Google EA '06 Strategy Grounding

There's a ton of this kind of User Generated Content condensing aspirational experience into pithy learnings online.

Not quite strictly UGC in this case I guess. As the author may well post to plumpen his proficiencies for promoting the global delivery ambitions of a local-business focused courier of which he appears part.

The takeaway? Use only imagery on slides.

He includes pictures, graphs and logos in this.

Hardly mind-blowing.

As it was a known expertise back in 2006. Even if sadly seldom practised in the general sales presentation populace. It was nevertheless not cutting edge technique.

By way of timestamp, I wrote my first pic-based salesdeck pitching Enterprise systems around '94. And won the order. In my first senior exec internal all-hands presentation, I supplied similar graphic based instructions to the slide maker around '97. When she excitedly passed word along, it rapidly influenced other speakers to overhaul their output.

Even so seventeen years on, it does bear repeating.

Especially in times of the virtual setting for first viewings.

Timely, as this missive (purposely?) coincides with Google's latest annual developer conference, I/O, just taking place.

The present-day chief Googler goes more for plentiful mini-animated shorts.

Here is though a sample still of what was pretty much his first slide proper. Ninety seconds in to the official Youtube upload of his address.

An image of sorts. There were better, later.

[Read my review of that keynote here.]

Texty in general is bad.

Bullet points loaded with lettering is badder.

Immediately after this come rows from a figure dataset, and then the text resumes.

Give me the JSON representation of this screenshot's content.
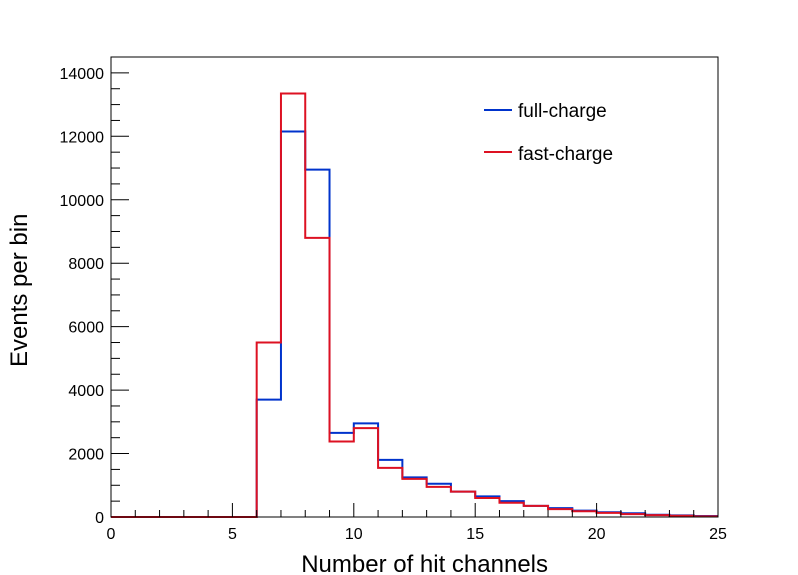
{
  "chart_data": {
    "type": "histogram",
    "title": "",
    "xlabel": "Number of hit channels",
    "ylabel": "Events per bin",
    "xlim": [
      0,
      25
    ],
    "ylim": [
      0,
      14500
    ],
    "bin_width": 1,
    "grid": false,
    "legend_placement": "top-right",
    "x_ticks": [
      "0",
      "5",
      "10",
      "15",
      "20",
      "25"
    ],
    "y_ticks": [
      "0",
      "2000",
      "4000",
      "6000",
      "8000",
      "10000",
      "12000",
      "14000"
    ],
    "bin_edges": [
      0,
      1,
      2,
      3,
      4,
      5,
      6,
      7,
      8,
      9,
      10,
      11,
      12,
      13,
      14,
      15,
      16,
      17,
      18,
      19,
      20,
      21,
      22,
      23,
      24,
      25
    ],
    "series": [
      {
        "name": "full-charge",
        "color": "#0033cc",
        "values": [
          0,
          0,
          0,
          0,
          0,
          0,
          3700,
          12150,
          10950,
          2650,
          2950,
          1800,
          1250,
          1050,
          800,
          650,
          500,
          350,
          280,
          200,
          150,
          120,
          70,
          50,
          30
        ]
      },
      {
        "name": "fast-charge",
        "color": "#dd1122",
        "values": [
          0,
          0,
          0,
          0,
          0,
          0,
          5500,
          13350,
          8800,
          2380,
          2800,
          1550,
          1200,
          950,
          800,
          600,
          450,
          350,
          250,
          180,
          130,
          90,
          60,
          40,
          20
        ]
      }
    ]
  }
}
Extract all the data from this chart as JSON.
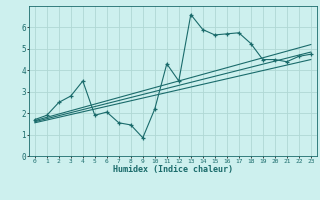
{
  "xlabel": "Humidex (Indice chaleur)",
  "bg_color": "#cdf0ee",
  "grid_color": "#b0d8d4",
  "line_color": "#1a6b6b",
  "xlim": [
    -0.5,
    23.5
  ],
  "ylim": [
    0,
    7
  ],
  "xtick_labels": [
    "0",
    "1",
    "2",
    "3",
    "4",
    "5",
    "6",
    "7",
    "8",
    "9",
    "10",
    "11",
    "12",
    "13",
    "14",
    "15",
    "16",
    "17",
    "18",
    "19",
    "20",
    "21",
    "22",
    "23"
  ],
  "ytick_labels": [
    "0",
    "1",
    "2",
    "3",
    "4",
    "5",
    "6"
  ],
  "scatter_x": [
    0,
    1,
    2,
    3,
    4,
    5,
    6,
    7,
    8,
    9,
    10,
    11,
    12,
    13,
    14,
    15,
    16,
    17,
    18,
    19,
    20,
    21,
    22,
    23
  ],
  "scatter_y": [
    1.7,
    1.9,
    2.5,
    2.8,
    3.5,
    1.9,
    2.05,
    1.55,
    1.45,
    0.85,
    2.2,
    4.3,
    3.5,
    6.6,
    5.9,
    5.65,
    5.7,
    5.75,
    5.25,
    4.5,
    4.5,
    4.4,
    4.65,
    4.75
  ],
  "reg_lines": [
    {
      "x": [
        0,
        23
      ],
      "y": [
        1.65,
        5.2
      ]
    },
    {
      "x": [
        0,
        23
      ],
      "y": [
        1.6,
        4.85
      ]
    },
    {
      "x": [
        0,
        23
      ],
      "y": [
        1.55,
        4.5
      ]
    }
  ]
}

A screen full of printed prose is baddest.

You'd think we know this today.

Let me shatter your illusion.

Alas, with a heavy heart I report that many a deck I've seen lately does not.

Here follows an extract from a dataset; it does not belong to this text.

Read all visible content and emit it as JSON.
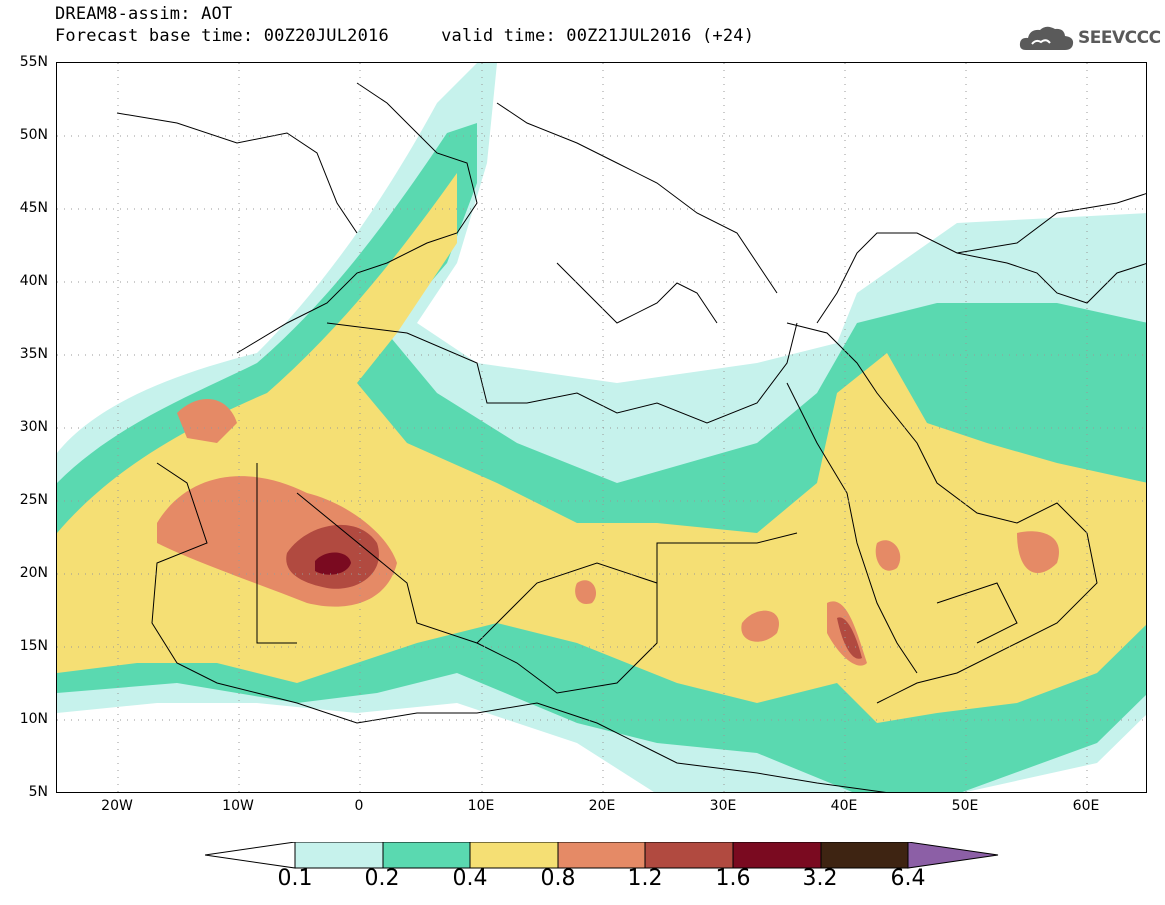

Not only does this ring true in much of B2B sales, but it also spreads to other business disciplines.

Which can have devastating ramifications for the slides of those you entrust to do your bidding from within prospect organisations.

Consider that.

As an aside, I went to b-school. Twice. Not a minute of targeted presentation training did I receive.

Someone should be ashamed.

After all, who signs up for corporate presentation coaching (especially for the salesteam) these days?

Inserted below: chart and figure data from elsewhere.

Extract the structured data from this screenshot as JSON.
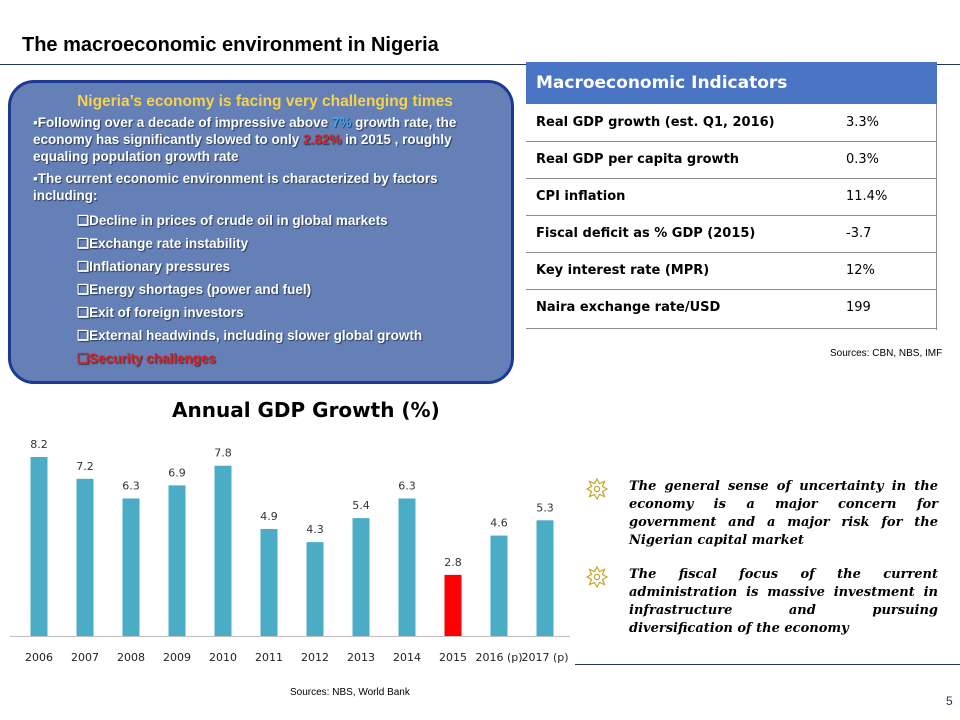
{
  "header": {
    "title": "The macroeconomic environment in Nigeria"
  },
  "callout": {
    "heading": "Nigeria’s economy is facing very challenging times",
    "para1_pre": "Following over a decade of impressive above ",
    "para1_hl1": "7%",
    "para1_mid": " growth rate, the economy has significantly slowed to only ",
    "para1_hl2": "2.82%",
    "para1_post": " in 2015 , roughly equaling population growth rate",
    "para2": "The current economic environment is characterized by factors including:",
    "factors": [
      "Decline in prices of crude oil in global markets",
      "Exchange rate instability",
      "Inflationary pressures",
      "Energy shortages (power and fuel)",
      "Exit of foreign investors",
      "External headwinds, including slower global growth",
      "Security challenges"
    ],
    "bullet_mark": "▪",
    "factor_mark": "❑",
    "colors": {
      "fill": "#6480b6",
      "border": "#1c3a94",
      "heading": "#f7d34a",
      "highlight_blue": "#3fa9f5",
      "highlight_red": "#e0211b"
    }
  },
  "indicators": {
    "title": "Macroeconomic Indicators",
    "rows": [
      {
        "label": "Real GDP growth (est. Q1, 2016)",
        "value": "3.3%"
      },
      {
        "label": "Real GDP per capita growth",
        "value": "0.3%"
      },
      {
        "label": "CPI inflation",
        "value": "11.4%"
      },
      {
        "label": "Fiscal deficit as % GDP (2015)",
        "value": "-3.7"
      },
      {
        "label": "Key interest rate (MPR)",
        "value": "12%"
      },
      {
        "label": "Naira exchange rate/USD",
        "value": "199"
      }
    ],
    "source": "Sources: CBN, NBS, IMF"
  },
  "chart_data": {
    "type": "bar",
    "title": "Annual GDP Growth (%)",
    "categories": [
      "2006",
      "2007",
      "2008",
      "2009",
      "2010",
      "2011",
      "2012",
      "2013",
      "2014",
      "2015",
      "2016 (p)",
      "2017 (p)"
    ],
    "values": [
      8.2,
      7.2,
      6.3,
      6.9,
      7.8,
      4.9,
      4.3,
      5.4,
      6.3,
      2.8,
      4.6,
      5.3
    ],
    "value_labels": [
      "8.2",
      "7.2",
      "6.3",
      "6.9",
      "7.8",
      "4.9",
      "4.3",
      "5.4",
      "6.3",
      "2.8",
      "4.6",
      "5.3"
    ],
    "xlabel": "",
    "ylabel": "",
    "ylim": [
      0,
      8.2
    ],
    "grid": false,
    "legend": "none",
    "bar_color": "#4bacc6",
    "highlight_color": "#ff0000",
    "highlight_index": 9
  },
  "chart_source": "Sources: NBS, World Bank",
  "notes": {
    "icon": "sun-bullet-icon",
    "icon_color": "#c9a227",
    "items": [
      "The general sense of uncertainty in the economy is a major concern for government and a major risk for the Nigerian capital market",
      "The fiscal focus of the current administration is massive investment in infrastructure and pursuing diversification of the economy"
    ]
  },
  "footer": {
    "page_number": "5"
  }
}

The only 'learning' method in evidence seems by watching others.

This is a glaring gap in the seller's arsenal. Worsened over time by its continuing widespread omission.

To step off my soapbox, none of this should lessen the fact that any slide you are designing, however slapdash or painstakingly, will benefit from the tests alluded to in the above tweeted memory.

It's also worth mentioning that his tweet is mistitled.

It is not about How to present.

Let's swap out that word 'presentations' from his summary.

4 principles for delivering compelling slides to live audiences

It is about How to make a slide.

There's nothing on theme, story, angle, framing, thread, purpose, pay-off, length.

Nonetheless, a sanity check for that deck you're working on right now.

Although at least we surely snigger at his third point's wail at that colleague, who "flaked at the last minute".